Светлый фон

– Было любопытно снова познакомиться с тобой, муж мой.

Он слегка кланяется и хочет взять ее за руку, но не берет.

– Взаимно, жена моя. Кажется… сложись все по-другому… и я счел бы за честь услышать твою историю.

Наконец, и с немалым трудом, Пенелопа поворачивается к Телемаху. Он не смотрит на нее, выбивая пальцами дробь на лезвии меча, выпячивая, а затем поджимая губы, словно пытается сжевать собственное лицо.

– Телемах… Я подвела тебя. Я лгала тебе. Я тебя предала. Можешь меня ненавидеть, если хочешь. Но ты – сын царя и царицы Итаки. У тебя есть долг – не передо мной, но перед этими островами – долг остаться в живых.

Ей хочется обнять его.

Прижать к себе, и кричать, и молить, упасть на колени и твердить: «Живи, дитя мое, живи. Живи. Живи».

«Живи, дитя мое, живи. Живи. Живи».

На мгновение она раздумывает над этим, но есть ли смысл? Возможно, в старости ей будет чуть легче на душе оттого, что она сделала все возможное для спасения сына; но это недостаточная причина с учетом того, что все ее попытки обречены на провал. А это просто небольшой спектакль, нужный для ее же удобства, для ее чувства собственной значимости. В нем нет ни капли искренности.

И потому Пенелопа, потуже запахнув грязный плащ на плечах, еще раз кивает семье на прощание, подзывает к себе Автоною и еще нескольких женщин, а затем в самый темный ночной час взбирается на стену фермы.

У ворот, смотрящих на лагерь, Одиссей собирает оставшихся женщин.

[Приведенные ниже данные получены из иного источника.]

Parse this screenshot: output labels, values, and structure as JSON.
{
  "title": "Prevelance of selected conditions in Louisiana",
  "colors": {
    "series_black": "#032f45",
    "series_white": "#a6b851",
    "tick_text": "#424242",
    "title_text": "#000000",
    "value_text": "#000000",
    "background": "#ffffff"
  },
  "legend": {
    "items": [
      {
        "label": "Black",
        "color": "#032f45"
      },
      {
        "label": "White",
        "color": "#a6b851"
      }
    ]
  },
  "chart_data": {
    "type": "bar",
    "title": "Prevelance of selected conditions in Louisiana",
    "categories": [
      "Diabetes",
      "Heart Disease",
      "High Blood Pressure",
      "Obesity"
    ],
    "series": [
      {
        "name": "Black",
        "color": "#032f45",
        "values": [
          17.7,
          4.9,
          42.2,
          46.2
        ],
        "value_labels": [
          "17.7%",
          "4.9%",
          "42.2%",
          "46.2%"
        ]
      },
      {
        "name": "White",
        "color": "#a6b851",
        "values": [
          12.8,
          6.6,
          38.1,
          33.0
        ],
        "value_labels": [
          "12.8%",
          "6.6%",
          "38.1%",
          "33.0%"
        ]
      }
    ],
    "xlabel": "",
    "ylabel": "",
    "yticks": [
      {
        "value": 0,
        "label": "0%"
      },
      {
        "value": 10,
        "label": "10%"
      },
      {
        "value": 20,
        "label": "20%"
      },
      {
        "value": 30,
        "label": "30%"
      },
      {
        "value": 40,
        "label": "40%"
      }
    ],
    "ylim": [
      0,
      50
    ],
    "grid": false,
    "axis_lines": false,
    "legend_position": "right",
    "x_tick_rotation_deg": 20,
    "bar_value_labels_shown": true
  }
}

Они убрали некоторые обломки, чтобы получился маленький проход во внешний мир, где все еще пышет жаром таран, где останки Приены все еще тлеют на обожженной земле. Они несут факелы, привлекая внимание. Петь начинает Анаит. Жрица Артемиды не учила погребальных песен островов на службе своей богине – Артемида не считает смерть таким уж важным или заметным событием, – но она все же женщина Итаки. Женщинам Итаки многое известно о горе.

Они вплетают голоса в мелодию и поют.

Поют о нарушенных обещаниях и потерянных жизнях.

О скорбящих вдовах.

Об обманутых женах.

О дочерях, брошенных умирать с разбитым сердцем.

Одиссей с Телемахом молчат. Они не знают этих песен. Царские поэты – все сплошь мужчины и поют то, что им велят другие мужчины. Не принято, чтобы женщины и рабы имели отношение к музыке. Ведь так можно предположить, что у них есть и душа, полная печали, и собственная история, как у какого-нибудь царевича, сидящего у золотого трона.

В лагере Полибия и Эвпейта солдаты слушают.

Они тоже никогда не слышали этих песен.

«Как странно, – думают они, – что в голосах женщин таятся такие секреты».